Alexander Schestag hat also erfolgreich eine Behauptung widerlegt, die Jo Bager gar nicht aufgestellt hat. Schestag rät "von einer Vernachlässigung des Pageranks bei der Optimierung der Google-Positionierung absolut ab". Da hat er Recht.

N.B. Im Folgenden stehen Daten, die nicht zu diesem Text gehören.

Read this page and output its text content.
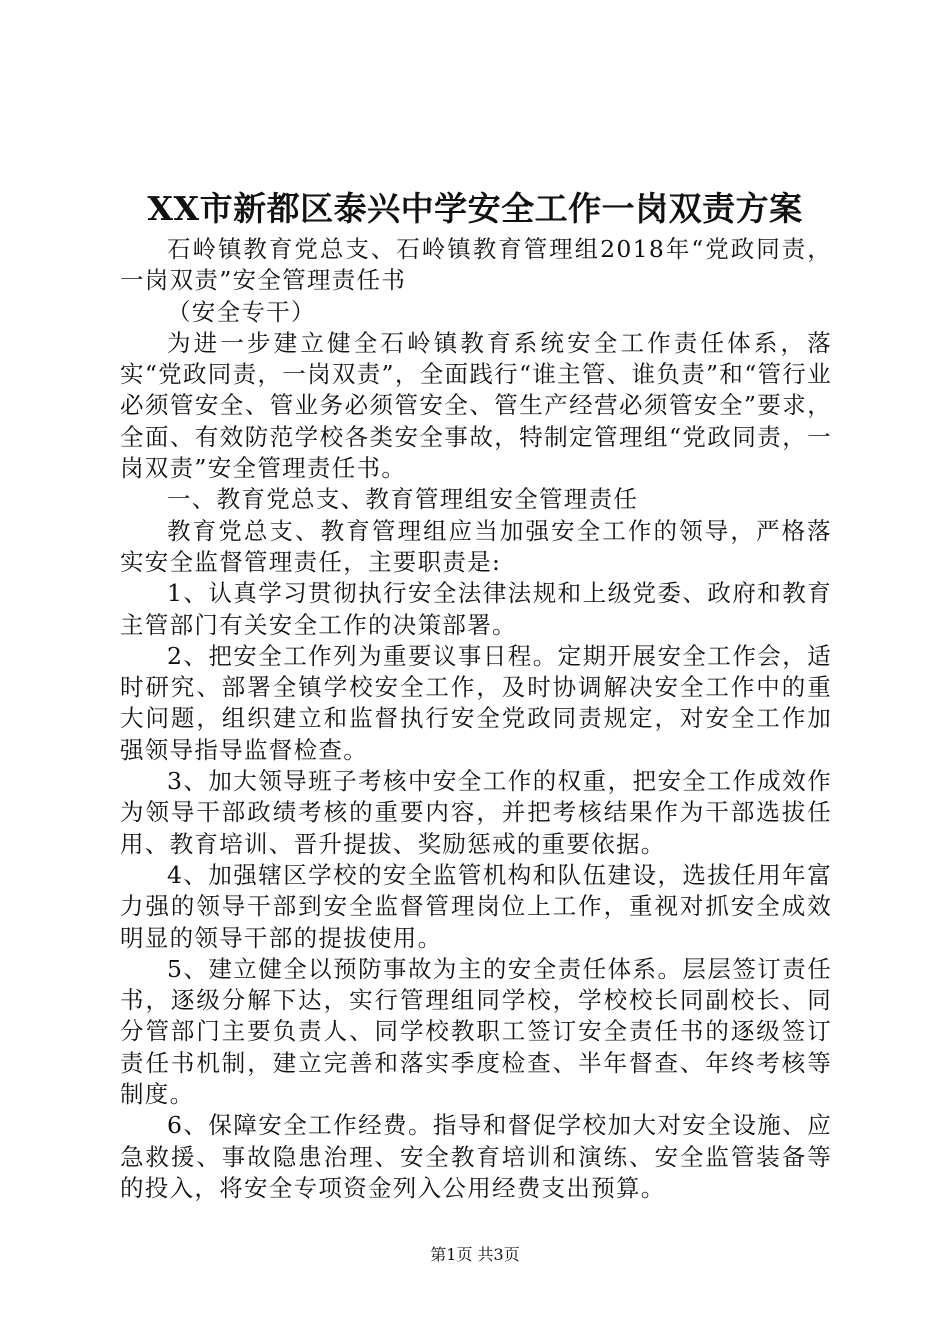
XX市新都区泰兴中学安全工作一岗双责方案

石岭镇教育党总支、石岭镇教育管理组2018年“党政同责，一岗双责”安全管理责任书

（安全专干）

为进一步建立健全石岭镇教育系统安全工作责任体系，落实“党政同责，一岗双责”，全面践行“谁主管、谁负责”和“管行业必须管安全、管业务必须管安全、管生产经营必须管安全”要求，全面、有效防范学校各类安全事故，特制定管理组“党政同责，一岗双责”安全管理责任书。

一、教育党总支、教育管理组安全管理责任

教育党总支、教育管理组应当加强安全工作的领导，严格落实安全监督管理责任，主要职责是:

1、认真学习贯彻执行安全法律法规和上级党委、政府和教育主管部门有关安全工作的决策部署。

2、把安全工作列为重要议事日程。定期开展安全工作会，适时研究、部署全镇学校安全工作，及时协调解决安全工作中的重大问题，组织建立和监督执行安全党政同责规定，对安全工作加强领导指导监督检查。

3、加大领导班子考核中安全工作的权重，把安全工作成效作为领导干部政绩考核的重要内容，并把考核结果作为干部选拔任用、教育培训、晋升提拔、奖励惩戒的重要依据。

4、加强辖区学校的安全监管机构和队伍建设，选拔任用年富力强的领导干部到安全监督管理岗位上工作，重视对抓安全成效明显的领导干部的提拔使用。

5、建立健全以预防事故为主的安全责任体系。层层签订责任书，逐级分解下达，实行管理组同学校，学校校长同副校长、同分管部门主要负责人、同学校教职工签订安全责任书的逐级签订责任书机制，建立完善和落实季度检查、半年督查、年终考核等制度。

6、保障安全工作经费。指导和督促学校加大对安全设施、应急救援、事故隐患治理、安全教育培训和演练、安全监管装备等的投入，将安全专项资金列入公用经费支出预算。

第1页 共3页
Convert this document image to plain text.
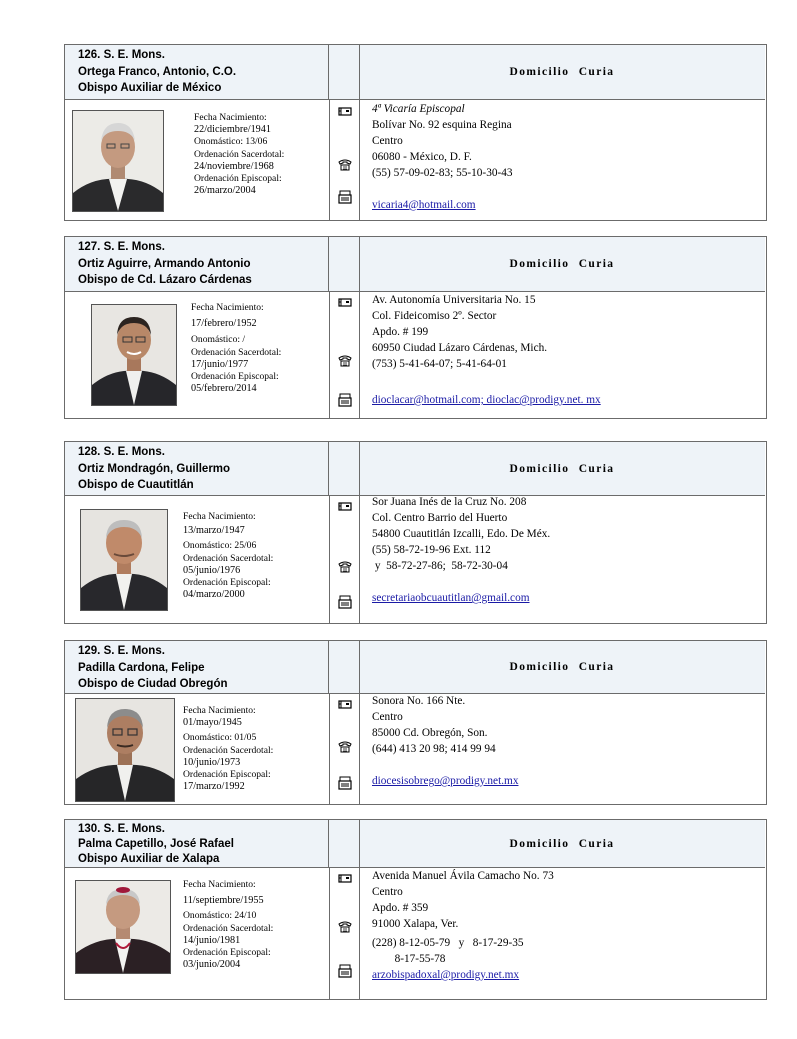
126. S. E. Mons.
Ortega Franco, Antonio, C.O.
Obispo Auxiliar de México
Domicilio Curia
Fecha Nacimiento:
22/diciembre/1941
Onomástico: 13/06
Ordenación Sacerdotal:
24/noviembre/1968
Ordenación Episcopal:
26/marzo/2004
4ª Vicaría Episcopal
Bolívar No. 92 esquina Regina
Centro
06080 - México, D. F.
(55) 57-09-02-83; 55-10-30-43
vicaria4@hotmail.com
127. S. E. Mons.
Ortiz Aguirre, Armando Antonio
Obispo de Cd. Lázaro Cárdenas
Domicilio Curia
Fecha Nacimiento:
17/febrero/1952
Onomástico: /
Ordenación Sacerdotal:
17/junio/1977
Ordenación Episcopal:
05/febrero/2014
Av. Autonomía Universitaria No. 15
Col. Fideicomiso 2º. Sector
Apdo. # 199
60950 Ciudad Lázaro Cárdenas, Mich.
(753) 5-41-64-07; 5-41-64-01
dioclacar@hotmail.com; dioclac@prodigy.net. mx
128. S. E. Mons.
Ortiz Mondragón, Guillermo
Obispo de Cuautitlán
Domicilio Curia
Fecha Nacimiento:
13/marzo/1947
Onomástico: 25/06
Ordenación Sacerdotal:
05/junio/1976
Ordenación Episcopal:
04/marzo/2000
Sor Juana Inés de la Cruz No. 208
Col. Centro Barrio del Huerto
54800 Cuautitlán Izcalli, Edo. De Méx.
(55) 58-72-19-96 Ext. 112
y  58-72-27-86;  58-72-30-04
secretariaobcuautitlan@gmail.com
129. S. E. Mons.
Padilla Cardona, Felipe
Obispo de Ciudad Obregón
Domicilio Curia
Fecha Nacimiento:
01/mayo/1945
Onomástico: 01/05
Ordenación Sacerdotal:
10/junio/1973
Ordenación Episcopal:
17/marzo/1992
Sonora No. 166 Nte.
Centro
85000 Cd. Obregón, Son.
(644) 413 20 98; 414 99 94
diocesisobrego@prodigy.net.mx
130. S. E. Mons.
Palma Capetillo, José Rafael
Obispo Auxiliar de Xalapa
Domicilio Curia
Fecha Nacimiento:
11/septiembre/1955
Onomástico: 24/10
Ordenación Sacerdotal:
14/junio/1981
Ordenación Episcopal:
03/junio/2004
Avenida Manuel Ávila Camacho No. 73
Centro
Apdo. # 359
91000 Xalapa, Ver.
(228) 8-12-05-79   y   8-17-29-35
8-17-55-78
arzobispadoxal@prodigy.net.mx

Andererseits ist genauso davon abzuraten, die Bedeutung des Pagerank für das Ranking bei Google überzubewerten. Es zeigt sich immer wieder: Der beste Pagerank hilft nichts, wenn kein oder zu wenig relevanter Inhalt auf den Seiten vorhanden ist. Immer wieder landen Seiten mit erstaunlich kleinem Pagerank in den Suchmaschinen vor Seiten von WWW-weit führenden Präsenzen. So verschwand z.B. ein Spiegel-online-Bericht zum Wettbewerb nach wenigen Tagen wieder in der Google-Mottenkiste.

Ein relevanter Anteil der Suchmaschinen-Optimierer lebt von dem Mythos, dass ein möglichst hoher Pagerank den Erfolg der Kundenseiten garantiere. Wer sich noch an die Zeit erinnert, als der monatliche Google-Dance über Reichtum oder Armut der "professionellen" SEOs entschied, hat vermutlich noch die heftigen Diskussionen in der Branche im Ohr.

Komisch: Kunden von woodshed productions waren von diesen Schwankungen im Ranking bei Google fast nie betroffen (und wenn, dann nur kurzfristig). Es bleibt dabei: Inhalte sind das Wichtigste. Pagerank und viele andere Merkmale können dabei nur unterstützen.

Folgerungen für den Wettbewerb "Hommingberger Gepardenforelle"

Wir haben also, und das lassen beide Autoren - sowohl Jo Bager, als auch Alexander Schestag - bei ihren Betrachtungen ausser acht, den seltenen (im deutschen Sprachraum bisher einmaligen?) Fall, dass eine völlig neue Suchfloskel in sehr kurzer Zeit auf einer inzwischen siebenstelligen Zahl von WWW-Seiten auftaucht. Die "Hommingberger Gepardenforelle" existierte bis Mitte April nicht. Sowohl auf WWW-Seiten, als auch als Input in einen Suchschlitz war sie schlicht nicht vorhanden.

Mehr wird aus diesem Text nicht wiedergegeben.